South Africa’s International Relations and Cooperation Minister, Naledi Pandor, on Tuesday expressed shock and outrage over the coup in Burkina Faso, and agonised over recurrent military interventions in West Africa in the past two years.
“I was shocked yesterday at what was underway in Burkina Faso and one is very nervous that that region mustn’t become a region of coups,” the minister said.
The minister’s reaction came after the Burkinabe military announced in a televised statement that they had arrested President Roch Kabore in the capital in Ouagadougou, ending his second mandate on Monday.
The soldiers also announced that they had suspended the constitution, dissolved the government and the national assembly – and shut down the country’s borders.
The announcement cited the deterioration of the security situation and what the army described as Kabore’s inability to unite the West African nation which has come under attack from Islamist rebels in the north of the country.
The military said the takeover was carried out without violence and that those detained – including Kabore – were at a secure location, adding that it was made in the name of the Patriotic Movement for Safeguard and Restoration (MPSR).
“MPSR, which includes all sections of the army, has decided to end President Kabore’s mandate today,” the statement said on Monday.
The MPSR said it would propose a calendar for a return to constitutional order “within a reasonable time frame, after consultations with various sections of the nation.”
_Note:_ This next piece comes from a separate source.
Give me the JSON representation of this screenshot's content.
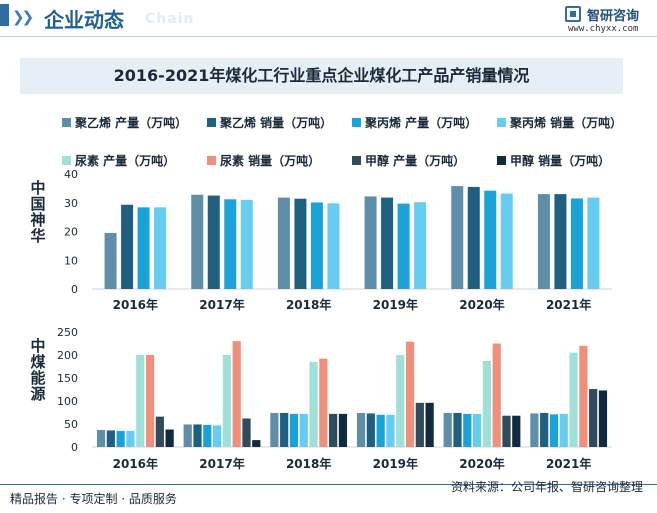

Formerly Upper Volta, Burkina Faso is a gold producer and has experienced numerous coups since independence from France in 1960.
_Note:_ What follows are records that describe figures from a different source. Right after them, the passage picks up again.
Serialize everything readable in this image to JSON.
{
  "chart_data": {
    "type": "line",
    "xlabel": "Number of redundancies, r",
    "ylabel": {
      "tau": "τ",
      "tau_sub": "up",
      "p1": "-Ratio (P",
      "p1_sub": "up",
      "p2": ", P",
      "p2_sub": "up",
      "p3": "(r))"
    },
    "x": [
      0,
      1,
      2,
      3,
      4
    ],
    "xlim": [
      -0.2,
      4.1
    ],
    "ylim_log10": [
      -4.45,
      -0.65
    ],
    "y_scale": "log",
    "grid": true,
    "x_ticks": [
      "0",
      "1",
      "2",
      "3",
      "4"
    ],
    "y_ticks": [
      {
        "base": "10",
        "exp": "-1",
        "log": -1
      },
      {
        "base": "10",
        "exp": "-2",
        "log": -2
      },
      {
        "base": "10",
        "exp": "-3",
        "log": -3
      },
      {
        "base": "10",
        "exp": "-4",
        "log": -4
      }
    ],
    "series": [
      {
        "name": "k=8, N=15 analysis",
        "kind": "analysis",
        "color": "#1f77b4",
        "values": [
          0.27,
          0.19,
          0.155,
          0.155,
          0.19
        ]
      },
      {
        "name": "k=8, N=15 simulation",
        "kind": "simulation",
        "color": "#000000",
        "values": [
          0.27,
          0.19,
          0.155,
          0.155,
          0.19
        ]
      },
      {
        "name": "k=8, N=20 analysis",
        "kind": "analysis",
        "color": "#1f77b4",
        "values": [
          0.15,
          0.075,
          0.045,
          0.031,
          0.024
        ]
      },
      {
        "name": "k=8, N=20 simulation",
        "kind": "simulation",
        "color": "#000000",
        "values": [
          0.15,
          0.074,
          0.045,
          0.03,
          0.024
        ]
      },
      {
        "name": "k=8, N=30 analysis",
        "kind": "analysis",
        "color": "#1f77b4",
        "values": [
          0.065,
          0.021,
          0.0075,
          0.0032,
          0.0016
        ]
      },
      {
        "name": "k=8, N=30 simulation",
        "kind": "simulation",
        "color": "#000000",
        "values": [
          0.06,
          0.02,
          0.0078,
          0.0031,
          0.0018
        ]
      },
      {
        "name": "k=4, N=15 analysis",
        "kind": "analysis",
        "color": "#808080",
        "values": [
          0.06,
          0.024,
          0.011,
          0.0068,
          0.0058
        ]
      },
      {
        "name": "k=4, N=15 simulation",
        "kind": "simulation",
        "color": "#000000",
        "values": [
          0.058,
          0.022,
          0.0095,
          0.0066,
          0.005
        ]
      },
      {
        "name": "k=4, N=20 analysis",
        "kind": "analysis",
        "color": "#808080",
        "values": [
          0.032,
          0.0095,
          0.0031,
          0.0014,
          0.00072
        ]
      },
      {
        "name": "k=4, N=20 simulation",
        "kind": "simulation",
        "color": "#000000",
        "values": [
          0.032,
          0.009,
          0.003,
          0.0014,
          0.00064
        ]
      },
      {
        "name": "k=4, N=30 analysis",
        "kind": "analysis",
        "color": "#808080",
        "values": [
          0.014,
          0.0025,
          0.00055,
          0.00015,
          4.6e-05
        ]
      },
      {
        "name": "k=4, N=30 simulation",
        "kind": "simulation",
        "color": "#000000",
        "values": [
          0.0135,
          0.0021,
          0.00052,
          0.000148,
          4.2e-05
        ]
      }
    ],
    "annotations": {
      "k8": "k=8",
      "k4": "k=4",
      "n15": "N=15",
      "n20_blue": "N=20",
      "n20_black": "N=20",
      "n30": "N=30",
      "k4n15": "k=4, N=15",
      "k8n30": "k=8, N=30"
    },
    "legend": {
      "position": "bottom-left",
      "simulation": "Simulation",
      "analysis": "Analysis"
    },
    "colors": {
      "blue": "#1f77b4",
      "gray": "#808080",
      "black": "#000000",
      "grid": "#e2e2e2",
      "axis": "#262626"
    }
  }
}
The military have toppled governments over the past 18 months in Mali and Guinea, took over in Chad last year after President Idriss Deby died fighting rebels on the battlefield in the country’s north, according to press reports.
Pandor, however, remained cautiously optimistic that the next African Union summit would focus on peace and security in the region.
“I think we have to have regard to sustaining democracy and silencing the gun on the African continent and I hope we will devote a great deal of time at the AU discussing how we secure peace and security.”